Oct. 13, 2015 10:26 pm
DES MOINES - Cautious state revenue estimators scaled back the year's growth estimate of tax collections by $121 million Tuesday. They cited declining farm income and flat sales activity among Iowa consumers as cause for at least short-term concern amid economic turbulence.
The three-member Revenue Estimating Conference reduced its March estimate of $7.175 billion for the fiscal year that runs through June 30 to $7.054 billion. It's a level that still reflects 3.4 percent yearly growth but is less optimistic than six months ago.
'The message I don't want to send is that the sky is falling, because it's not falling,” said REC member Holly Lyons of the Legislative Services Agency.
State tax receipts still are expected to grow by $235 million during the current 12-month budgeting cycle.

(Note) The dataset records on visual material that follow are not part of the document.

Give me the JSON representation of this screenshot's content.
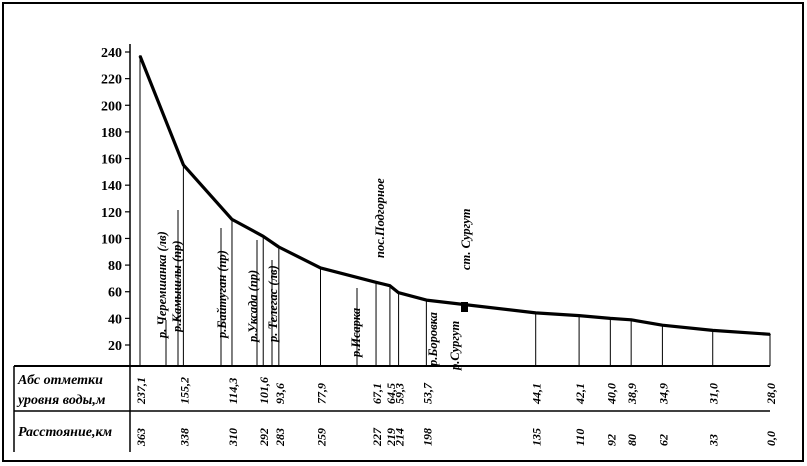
{
  "chart_data": {
    "type": "line",
    "title": "",
    "xlabel": "",
    "ylabel": "",
    "ylim": [
      0,
      250
    ],
    "y_ticks": [
      "20",
      "40",
      "60",
      "80",
      "100",
      "120",
      "140",
      "160",
      "180",
      "200",
      "220",
      "240"
    ],
    "x_direction": "distance decreasing left to right",
    "distance_km": [
      363,
      338,
      310,
      292,
      283,
      259,
      227,
      219,
      214,
      198,
      135,
      110,
      92,
      80,
      62,
      33,
      0
    ],
    "water_level_m": [
      237.1,
      155.2,
      114.3,
      101.6,
      93.6,
      77.9,
      67.1,
      64.5,
      59.3,
      53.7,
      44.1,
      42.1,
      40.0,
      38.9,
      34.9,
      31.0,
      28.0
    ],
    "level_labels": [
      "237,1",
      "155,2",
      "114,3",
      "101,6",
      "93,6",
      "77,9",
      "67,1",
      "64,5",
      "59,3",
      "53,7",
      "44,1",
      "42,1",
      "40,0",
      "38,9",
      "34,9",
      "31,0",
      "28,0"
    ],
    "distance_labels": [
      "363",
      "338",
      "310",
      "292",
      "283",
      "259",
      "227",
      "219",
      "214",
      "198",
      "135",
      "110",
      "92",
      "80",
      "62",
      "33",
      "0,0"
    ],
    "annotations": [
      {
        "text": "р. Черемшанка (лв)"
      },
      {
        "text": "р.Камышлы (пр)"
      },
      {
        "text": "р.Байтуган (пр)"
      },
      {
        "text": "р.Уксада (пр)"
      },
      {
        "text": "р. Телегас (лв)"
      },
      {
        "text": "р.Исарка"
      },
      {
        "text": "пос.Подгорное"
      },
      {
        "text": "р.Боровка"
      },
      {
        "text": "ст. Сургут"
      },
      {
        "text": "р.Сургут"
      }
    ],
    "table_rows": [
      "Абс отметки уровня воды,м",
      "Расстояние,км"
    ]
  }
}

REC chairman David Roederer called Iowa's financial sky 'partly cloudy,” given uncertainty over how sluggish farm prices could 'ripple” through the economy, coupled with growing turmoil in China and the Middle East that could influence export markets.

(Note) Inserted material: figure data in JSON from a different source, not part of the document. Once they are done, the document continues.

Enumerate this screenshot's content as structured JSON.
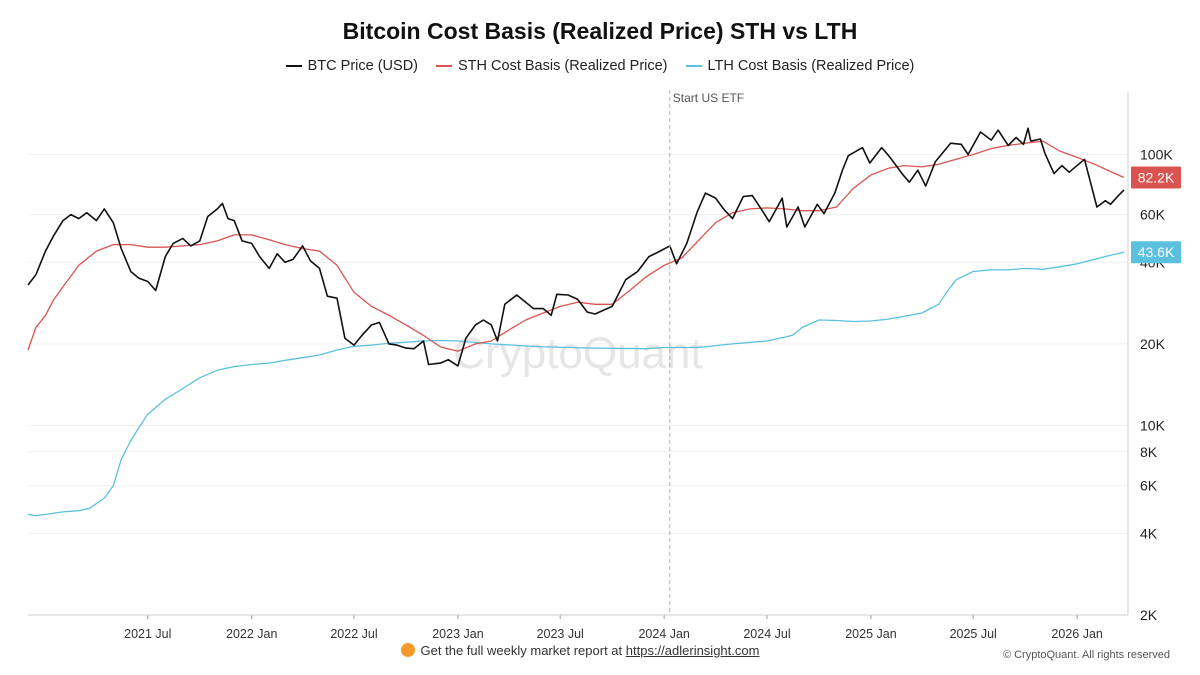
{
  "chart_data": {
    "type": "line",
    "title": "Bitcoin Cost Basis (Realized Price) STH vs LTH",
    "y_scale": "log",
    "ylim": [
      2000,
      170000
    ],
    "xlim": [
      "2020-12-01",
      "2026-04-01"
    ],
    "y_ticks": [
      {
        "value": 2000,
        "label": "2K"
      },
      {
        "value": 4000,
        "label": "4K"
      },
      {
        "value": 6000,
        "label": "6K"
      },
      {
        "value": 8000,
        "label": "8K"
      },
      {
        "value": 10000,
        "label": "10K"
      },
      {
        "value": 20000,
        "label": "20K"
      },
      {
        "value": 40000,
        "label": "40K"
      },
      {
        "value": 60000,
        "label": "60K"
      },
      {
        "value": 100000,
        "label": "100K"
      }
    ],
    "x_ticks": [
      {
        "date": "2021-07-01",
        "label": "2021 Jul"
      },
      {
        "date": "2022-01-01",
        "label": "2022 Jan"
      },
      {
        "date": "2022-07-01",
        "label": "2022 Jul"
      },
      {
        "date": "2023-01-01",
        "label": "2023 Jan"
      },
      {
        "date": "2023-07-01",
        "label": "2023 Jul"
      },
      {
        "date": "2024-01-01",
        "label": "2024 Jan"
      },
      {
        "date": "2024-07-01",
        "label": "2024 Jul"
      },
      {
        "date": "2025-01-01",
        "label": "2025 Jan"
      },
      {
        "date": "2025-07-01",
        "label": "2025 Jul"
      },
      {
        "date": "2026-01-01",
        "label": "2026 Jan"
      }
    ],
    "annotation": {
      "date": "2024-01-11",
      "label": "Start US ETF"
    },
    "watermark": "CryptoQuant",
    "series": [
      {
        "name": "BTC Price (USD)",
        "color": "#111111",
        "last_label": null,
        "points": [
          [
            "2020-12-01",
            33000
          ],
          [
            "2020-12-15",
            36000
          ],
          [
            "2021-01-01",
            44000
          ],
          [
            "2021-01-15",
            50000
          ],
          [
            "2021-02-01",
            57000
          ],
          [
            "2021-02-15",
            60000
          ],
          [
            "2021-03-01",
            58000
          ],
          [
            "2021-03-15",
            61000
          ],
          [
            "2021-04-01",
            57000
          ],
          [
            "2021-04-15",
            63000
          ],
          [
            "2021-05-01",
            56000
          ],
          [
            "2021-05-15",
            45000
          ],
          [
            "2021-06-01",
            37000
          ],
          [
            "2021-06-15",
            35000
          ],
          [
            "2021-07-01",
            34000
          ],
          [
            "2021-07-15",
            31500
          ],
          [
            "2021-08-01",
            42000
          ],
          [
            "2021-08-15",
            47000
          ],
          [
            "2021-09-01",
            49000
          ],
          [
            "2021-09-15",
            46000
          ],
          [
            "2021-10-01",
            48000
          ],
          [
            "2021-10-15",
            59000
          ],
          [
            "2021-11-01",
            63000
          ],
          [
            "2021-11-10",
            66000
          ],
          [
            "2021-11-20",
            58000
          ],
          [
            "2021-12-01",
            57000
          ],
          [
            "2021-12-15",
            48000
          ],
          [
            "2022-01-01",
            47000
          ],
          [
            "2022-01-15",
            42000
          ],
          [
            "2022-02-01",
            38000
          ],
          [
            "2022-02-15",
            43000
          ],
          [
            "2022-03-01",
            40000
          ],
          [
            "2022-03-15",
            41000
          ],
          [
            "2022-04-01",
            46000
          ],
          [
            "2022-04-15",
            40500
          ],
          [
            "2022-05-01",
            38000
          ],
          [
            "2022-05-15",
            30000
          ],
          [
            "2022-06-01",
            29500
          ],
          [
            "2022-06-15",
            21000
          ],
          [
            "2022-07-01",
            19800
          ],
          [
            "2022-07-15",
            21500
          ],
          [
            "2022-08-01",
            23500
          ],
          [
            "2022-08-15",
            24000
          ],
          [
            "2022-09-01",
            20000
          ],
          [
            "2022-09-15",
            19800
          ],
          [
            "2022-10-01",
            19300
          ],
          [
            "2022-10-15",
            19200
          ],
          [
            "2022-11-01",
            20500
          ],
          [
            "2022-11-10",
            16800
          ],
          [
            "2022-12-01",
            17000
          ],
          [
            "2022-12-15",
            17500
          ],
          [
            "2023-01-01",
            16600
          ],
          [
            "2023-01-15",
            21000
          ],
          [
            "2023-02-01",
            23500
          ],
          [
            "2023-02-15",
            24500
          ],
          [
            "2023-03-01",
            23500
          ],
          [
            "2023-03-12",
            20500
          ],
          [
            "2023-03-25",
            28000
          ],
          [
            "2023-04-15",
            30300
          ],
          [
            "2023-05-01",
            28500
          ],
          [
            "2023-05-15",
            27000
          ],
          [
            "2023-06-01",
            27000
          ],
          [
            "2023-06-15",
            25500
          ],
          [
            "2023-06-25",
            30500
          ],
          [
            "2023-07-15",
            30300
          ],
          [
            "2023-08-01",
            29200
          ],
          [
            "2023-08-18",
            26200
          ],
          [
            "2023-09-01",
            25800
          ],
          [
            "2023-09-15",
            26600
          ],
          [
            "2023-10-01",
            27500
          ],
          [
            "2023-10-25",
            34500
          ],
          [
            "2023-11-15",
            37000
          ],
          [
            "2023-12-05",
            42000
          ],
          [
            "2023-12-20",
            43500
          ],
          [
            "2024-01-11",
            46000
          ],
          [
            "2024-01-23",
            39500
          ],
          [
            "2024-02-10",
            47000
          ],
          [
            "2024-02-28",
            61000
          ],
          [
            "2024-03-14",
            72000
          ],
          [
            "2024-04-01",
            69000
          ],
          [
            "2024-04-15",
            63000
          ],
          [
            "2024-05-01",
            58000
          ],
          [
            "2024-05-20",
            70000
          ],
          [
            "2024-06-05",
            70500
          ],
          [
            "2024-06-25",
            61000
          ],
          [
            "2024-07-05",
            56500
          ],
          [
            "2024-07-28",
            69000
          ],
          [
            "2024-08-05",
            54000
          ],
          [
            "2024-08-25",
            64000
          ],
          [
            "2024-09-06",
            54000
          ],
          [
            "2024-09-28",
            65500
          ],
          [
            "2024-10-10",
            60500
          ],
          [
            "2024-10-29",
            72000
          ],
          [
            "2024-11-12",
            88000
          ],
          [
            "2024-11-22",
            99000
          ],
          [
            "2024-12-17",
            106000
          ],
          [
            "2024-12-30",
            93000
          ],
          [
            "2025-01-20",
            106000
          ],
          [
            "2025-02-03",
            98000
          ],
          [
            "2025-02-27",
            84000
          ],
          [
            "2025-03-10",
            79000
          ],
          [
            "2025-03-25",
            87500
          ],
          [
            "2025-04-08",
            76500
          ],
          [
            "2025-04-25",
            94000
          ],
          [
            "2025-05-22",
            110000
          ],
          [
            "2025-06-10",
            109000
          ],
          [
            "2025-06-22",
            100000
          ],
          [
            "2025-07-14",
            121000
          ],
          [
            "2025-08-02",
            113000
          ],
          [
            "2025-08-14",
            123000
          ],
          [
            "2025-09-01",
            108000
          ],
          [
            "2025-09-15",
            115500
          ],
          [
            "2025-09-28",
            109000
          ],
          [
            "2025-10-06",
            125000
          ],
          [
            "2025-10-11",
            112000
          ],
          [
            "2025-10-28",
            114000
          ],
          [
            "2025-11-05",
            101000
          ],
          [
            "2025-11-21",
            85000
          ],
          [
            "2025-12-05",
            91000
          ],
          [
            "2025-12-18",
            86000
          ],
          [
            "2026-01-14",
            96000
          ],
          [
            "2026-02-05",
            64000
          ],
          [
            "2026-02-20",
            67500
          ],
          [
            "2026-03-01",
            65500
          ],
          [
            "2026-03-15",
            70500
          ],
          [
            "2026-03-25",
            74000
          ]
        ]
      },
      {
        "name": "STH Cost Basis (Realized Price)",
        "color": "#d9534f",
        "last_label": "82.2K",
        "points": [
          [
            "2020-12-01",
            19000
          ],
          [
            "2020-12-15",
            23000
          ],
          [
            "2021-01-01",
            25500
          ],
          [
            "2021-01-15",
            29000
          ],
          [
            "2021-02-01",
            32500
          ],
          [
            "2021-03-01",
            39000
          ],
          [
            "2021-04-01",
            44000
          ],
          [
            "2021-05-01",
            46500
          ],
          [
            "2021-06-01",
            46500
          ],
          [
            "2021-07-01",
            45500
          ],
          [
            "2021-08-01",
            45500
          ],
          [
            "2021-09-01",
            46000
          ],
          [
            "2021-10-01",
            46500
          ],
          [
            "2021-11-01",
            48000
          ],
          [
            "2021-12-01",
            50500
          ],
          [
            "2022-01-01",
            50500
          ],
          [
            "2022-02-01",
            48500
          ],
          [
            "2022-03-01",
            46500
          ],
          [
            "2022-04-01",
            45000
          ],
          [
            "2022-05-01",
            44000
          ],
          [
            "2022-06-01",
            39000
          ],
          [
            "2022-07-01",
            31000
          ],
          [
            "2022-08-01",
            27500
          ],
          [
            "2022-09-01",
            25500
          ],
          [
            "2022-10-01",
            23500
          ],
          [
            "2022-11-01",
            21500
          ],
          [
            "2022-12-01",
            19500
          ],
          [
            "2023-01-01",
            18800
          ],
          [
            "2023-02-01",
            20000
          ],
          [
            "2023-03-01",
            20500
          ],
          [
            "2023-04-01",
            22500
          ],
          [
            "2023-05-01",
            24500
          ],
          [
            "2023-06-01",
            26000
          ],
          [
            "2023-07-01",
            27500
          ],
          [
            "2023-08-01",
            28500
          ],
          [
            "2023-09-01",
            28000
          ],
          [
            "2023-10-01",
            28000
          ],
          [
            "2023-11-01",
            31500
          ],
          [
            "2023-12-01",
            35500
          ],
          [
            "2024-01-01",
            39000
          ],
          [
            "2024-02-01",
            41500
          ],
          [
            "2024-03-01",
            48000
          ],
          [
            "2024-04-01",
            56000
          ],
          [
            "2024-05-01",
            61000
          ],
          [
            "2024-06-01",
            63000
          ],
          [
            "2024-07-01",
            63500
          ],
          [
            "2024-08-01",
            63000
          ],
          [
            "2024-09-01",
            62000
          ],
          [
            "2024-10-01",
            62000
          ],
          [
            "2024-11-01",
            64000
          ],
          [
            "2024-12-01",
            75000
          ],
          [
            "2025-01-01",
            84000
          ],
          [
            "2025-02-01",
            89000
          ],
          [
            "2025-03-01",
            91000
          ],
          [
            "2025-04-01",
            90000
          ],
          [
            "2025-05-01",
            92000
          ],
          [
            "2025-06-01",
            96000
          ],
          [
            "2025-07-01",
            100000
          ],
          [
            "2025-08-01",
            105000
          ],
          [
            "2025-09-01",
            108000
          ],
          [
            "2025-10-01",
            110000
          ],
          [
            "2025-11-01",
            112000
          ],
          [
            "2025-12-01",
            103000
          ],
          [
            "2026-01-01",
            97500
          ],
          [
            "2026-02-01",
            92000
          ],
          [
            "2026-03-01",
            86500
          ],
          [
            "2026-03-25",
            82200
          ]
        ]
      },
      {
        "name": "LTH Cost Basis (Realized Price)",
        "color": "#5bc0de",
        "last_label": "43.6K",
        "points": [
          [
            "2020-12-01",
            4700
          ],
          [
            "2020-12-15",
            4650
          ],
          [
            "2021-01-01",
            4700
          ],
          [
            "2021-02-01",
            4800
          ],
          [
            "2021-03-01",
            4850
          ],
          [
            "2021-03-20",
            4950
          ],
          [
            "2021-04-15",
            5400
          ],
          [
            "2021-05-01",
            6000
          ],
          [
            "2021-05-15",
            7500
          ],
          [
            "2021-06-01",
            8800
          ],
          [
            "2021-06-15",
            9800
          ],
          [
            "2021-07-01",
            11000
          ],
          [
            "2021-08-01",
            12500
          ],
          [
            "2021-09-01",
            13700
          ],
          [
            "2021-10-01",
            15000
          ],
          [
            "2021-11-01",
            16000
          ],
          [
            "2021-12-01",
            16500
          ],
          [
            "2022-01-01",
            16800
          ],
          [
            "2022-02-01",
            17000
          ],
          [
            "2022-03-01",
            17400
          ],
          [
            "2022-04-01",
            17800
          ],
          [
            "2022-05-01",
            18200
          ],
          [
            "2022-06-01",
            19000
          ],
          [
            "2022-07-01",
            19600
          ],
          [
            "2022-08-01",
            19800
          ],
          [
            "2022-09-01",
            20100
          ],
          [
            "2022-10-01",
            20300
          ],
          [
            "2022-11-01",
            20500
          ],
          [
            "2022-12-01",
            20600
          ],
          [
            "2023-01-01",
            20500
          ],
          [
            "2023-03-01",
            20000
          ],
          [
            "2023-06-01",
            19500
          ],
          [
            "2023-09-01",
            19300
          ],
          [
            "2023-12-01",
            19200
          ],
          [
            "2024-01-01",
            19400
          ],
          [
            "2024-03-01",
            19400
          ],
          [
            "2024-05-01",
            20000
          ],
          [
            "2024-07-01",
            20500
          ],
          [
            "2024-08-15",
            21500
          ],
          [
            "2024-09-01",
            23000
          ],
          [
            "2024-10-01",
            24500
          ],
          [
            "2024-11-01",
            24400
          ],
          [
            "2024-12-01",
            24200
          ],
          [
            "2025-01-01",
            24300
          ],
          [
            "2025-02-01",
            24700
          ],
          [
            "2025-03-01",
            25300
          ],
          [
            "2025-04-01",
            26000
          ],
          [
            "2025-05-01",
            28000
          ],
          [
            "2025-05-15",
            31000
          ],
          [
            "2025-06-01",
            34500
          ],
          [
            "2025-07-01",
            37000
          ],
          [
            "2025-08-01",
            37500
          ],
          [
            "2025-09-01",
            37500
          ],
          [
            "2025-10-01",
            38000
          ],
          [
            "2025-11-01",
            37700
          ],
          [
            "2025-12-01",
            38500
          ],
          [
            "2026-01-01",
            39500
          ],
          [
            "2026-02-01",
            41000
          ],
          [
            "2026-03-01",
            42500
          ],
          [
            "2026-03-25",
            43600
          ]
        ]
      }
    ]
  },
  "footer": {
    "promo_text": "Get the full weekly market report at",
    "promo_link": "https://adlerinsight.com",
    "copyright": "© CryptoQuant. All rights reserved"
  }
}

'We need to be expressing caution,” Roederer said.
REC member David Underwood of Mason City expressed concern about the global economic slowdown and a low inflation rate that is holding down wage growth. On the upside, he said the 2016 presidential race probably will mean TV and radio stations in Iowa 'are going to have a banner year” in political advertising.
Panel members noted they are making projections based upon three months of data that looked good until September. The data gauged growth rates of 3.4 percent this year and a 4.2 percent boost in tax collections for fiscal 2017 that would generate revenue approaching $7.35 billion.
'The Iowa economy seems to have hit a bit of turbulence in the form of declining farm income and flat growth in sales tax revenue,” Lyons said. 'Using an analogy - on a jet, when you experience turbulence in midflight, a pilot sometimes lowers altitude or, in this case, lowers the growth estimates for the near term until you can get a handle on the situation and find smoother air.”
Roederer, who is director of the state Department of Management and Gov. Terry Branstad's top budget official, said it is too early to say how slowing tax collections might affect the state's budget, but he doubts spending would have to be cut. He based that on a state surplus of more than $300 million above emergency reserves that could absorb a continued downtown. He said the slowdown bolsters the governor's decision to veto one-time spending by lawmakers who cited concerns over slumping farm income.
The REC meets again in December to consider revisions to its estimates. Those predictions will serve as the official revenue numbers that next year's split-control Legislature use for budgeting purposes when crafting the state's fiscal 2017 budget.